Resulta curioso que en España se mantenga el título original de Point Break, en teoría para ocultar que se trata de un remake de Le llaman Bodhi, película de 1991 que dirigió Kathryn Bigelow mucho antes de que un Oscar ensalzara su figura de una forma bastante exagerada, y que en el doblaje de esta nueva versión coloquen a ese segundo protagonista diciendo "me llaman Bodhi", en una traducción que obedece mucho más al frikismo que a la realidad. La realidad es mucho más triste que el recuerdo que se pueda tener del filme original, porque lo que Ericson Core ofrece en esta nueva Point Break es una extraña mezcla entre deporte extremo rodado con cierta espectacularidad y una filosofía hueca que redunda en unos diálogos pobres y en una historia bastante más vacía y carente de sentido de lo que cabría esperar después de ver esa factura técnica tan aparentemente llamativa.
En realidad, no se podía esperar gran cosa más de la película. El salto que pega desde el Point Break original es precisamente ese, es el de la espectacularidad. Si allí era un grupo de surferos el que se convertía en una banda de ladrones con las máscaras de expresidentes norteamericanos, aquí son deportistas extremos en general, que se atreven con todo, con surf, escalada, salto base, y cualquier reto que se les ponga por delante.

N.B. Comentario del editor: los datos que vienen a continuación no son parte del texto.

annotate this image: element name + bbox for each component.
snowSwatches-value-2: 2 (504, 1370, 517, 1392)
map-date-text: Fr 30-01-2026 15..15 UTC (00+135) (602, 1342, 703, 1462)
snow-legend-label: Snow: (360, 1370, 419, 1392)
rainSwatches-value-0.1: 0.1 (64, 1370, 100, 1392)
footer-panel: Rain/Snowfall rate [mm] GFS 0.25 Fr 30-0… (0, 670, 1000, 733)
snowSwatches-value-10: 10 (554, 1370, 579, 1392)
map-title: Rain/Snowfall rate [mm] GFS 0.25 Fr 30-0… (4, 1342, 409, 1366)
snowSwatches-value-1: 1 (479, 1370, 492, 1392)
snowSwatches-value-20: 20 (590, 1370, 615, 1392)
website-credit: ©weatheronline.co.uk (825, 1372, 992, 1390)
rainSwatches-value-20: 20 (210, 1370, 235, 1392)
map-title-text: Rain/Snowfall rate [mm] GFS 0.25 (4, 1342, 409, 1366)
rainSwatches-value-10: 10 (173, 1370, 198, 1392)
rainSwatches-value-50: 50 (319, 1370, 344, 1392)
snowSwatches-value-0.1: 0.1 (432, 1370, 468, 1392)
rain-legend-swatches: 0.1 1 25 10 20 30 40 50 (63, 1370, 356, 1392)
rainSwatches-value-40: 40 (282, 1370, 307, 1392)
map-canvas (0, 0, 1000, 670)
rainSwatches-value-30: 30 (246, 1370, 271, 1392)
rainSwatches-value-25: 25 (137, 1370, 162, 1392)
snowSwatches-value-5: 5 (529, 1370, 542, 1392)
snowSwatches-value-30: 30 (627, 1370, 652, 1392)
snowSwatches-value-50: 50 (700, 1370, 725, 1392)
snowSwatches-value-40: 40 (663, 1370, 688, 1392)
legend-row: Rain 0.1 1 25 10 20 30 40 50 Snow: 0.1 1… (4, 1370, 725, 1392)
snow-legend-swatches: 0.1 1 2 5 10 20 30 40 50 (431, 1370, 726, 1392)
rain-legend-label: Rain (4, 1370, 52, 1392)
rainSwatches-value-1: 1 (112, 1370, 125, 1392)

Eso, en primer lugar, añade un grado de irrealidad a la película de la que sólo se puede salir obviando por completo lo imposible que es que el agente del FBI infiltrado las domine con la misma soltura que quienes, se supone, llevan años recibiendo un entrenamiento específico para ellas. Pero, claro, Hollywood nos ha acostumbrado a que hay que olvidar las leyes de la lógica para disfrutar hasta de la más accesible de sus películas, así que sigamos.

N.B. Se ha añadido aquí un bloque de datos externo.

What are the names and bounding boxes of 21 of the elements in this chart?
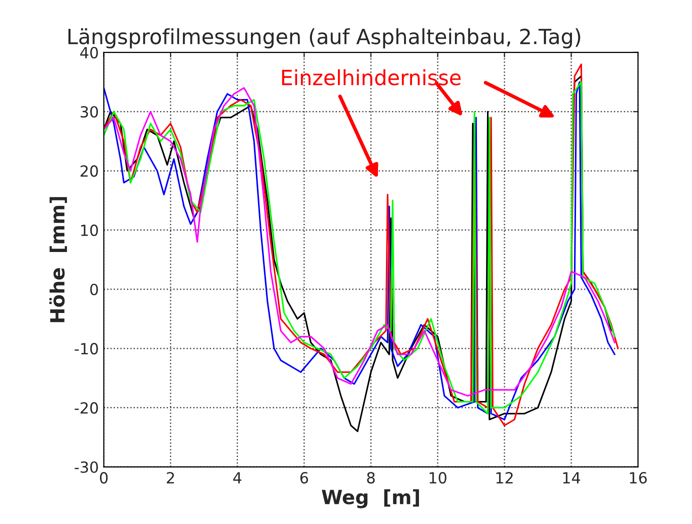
x-axis-title: Weg [m] [322, 489, 419, 508]
y-tick-label: -30 [74, 461, 98, 473]
chart-title: Längsprofilmessungen (auf Asphalteinbau, 2.Tag) [68, 28, 580, 48]
x-tick-label: 0 [100, 472, 108, 484]
y-tick-label: 0 [90, 284, 98, 296]
x-tick-label: 14 [563, 472, 580, 484]
x-tick-label: 8 [367, 472, 375, 484]
y-axis-title: Höhe [mm] [49, 197, 67, 322]
x-tick-label: 4 [233, 472, 242, 484]
y-tick-label: 40 [80, 46, 98, 58]
x-tick-label: 10 [430, 472, 446, 484]
x-tick-label: 2 [166, 472, 174, 484]
x-tick-label: 6 [300, 472, 308, 484]
x-tick-label: 16 [630, 472, 647, 484]
annotation: Einzelhindernisse [282, 69, 461, 86]
y-tick-label: 10 [81, 224, 98, 236]
y-tick-label: -10 [74, 342, 98, 354]
y-tick-label: -20 [74, 402, 98, 414]
y-tick-label: 20 [80, 165, 98, 177]
y-tick-label: 30 [80, 106, 98, 118]
x-tick-label: 12 [496, 472, 513, 484]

¿Dónde está entonces el verdadero problema de Point Break? En la falta de interés. Eliminado prácticamente del todo el elemento criminal y reduciendo las máscaras de expresidentes a una escena graciosa, uno se pregunta por qué es tan importante capturar a Bodhi y sus secuaces cuando se pasan la mitad de la película en fiestas de lujo y pagadas por un excéntrico millonario que tampoco se sabe muy bien qué pinta en la historia. Desde luego, la escusa sacada del deporte extremo acaba siendo algo ridícula, porque ni es clara ni está bien insertada en la historia más que para motivar unos diálogos que rozan lo sonrojante en algunas escenas. Y la falta de interés termina de coronarse con la ausencia total de carisma de los dos actores protagonistas, Luke Bracey y Edgar Ramírez, que vencen en ese poco honroso registro a Keanu Reeves y Patrick Swayze, actores limitados pero que al menos tenían una presencia en pantalla.
Pasando los minutos de Point Break, acercándonos a las dos horas, y viendo que Core no rueda mal las peligrosas pruebas físicas a las que se someten los protagonistas, uno se pregunta por qué no se vuelcan todos estos recursos en rodar documentales que muestren la espectacularidad del deporte extremo sin necesidad de insertar primeros planos que demuestren que hay un actor al que enseñar y prescindiendo de una historia banal e intrascendente que fracasa al tratar de hacer más grande la trama de Le llaman Bodhi. Y es que como glorificación de hazañas de este estilo es bastante pasable. Sus imágenes convencen en ese sentido. ¿Pero lo que hay alrededor? Sobra por completo. Sin diálogos, sin personajes y sin historia, Point Break encajaría perfectamente en ese apartado de los remakes innecesarios si es que realmente optamos por creer que hay películas innecesarias en vez de películas bien o mal hechas.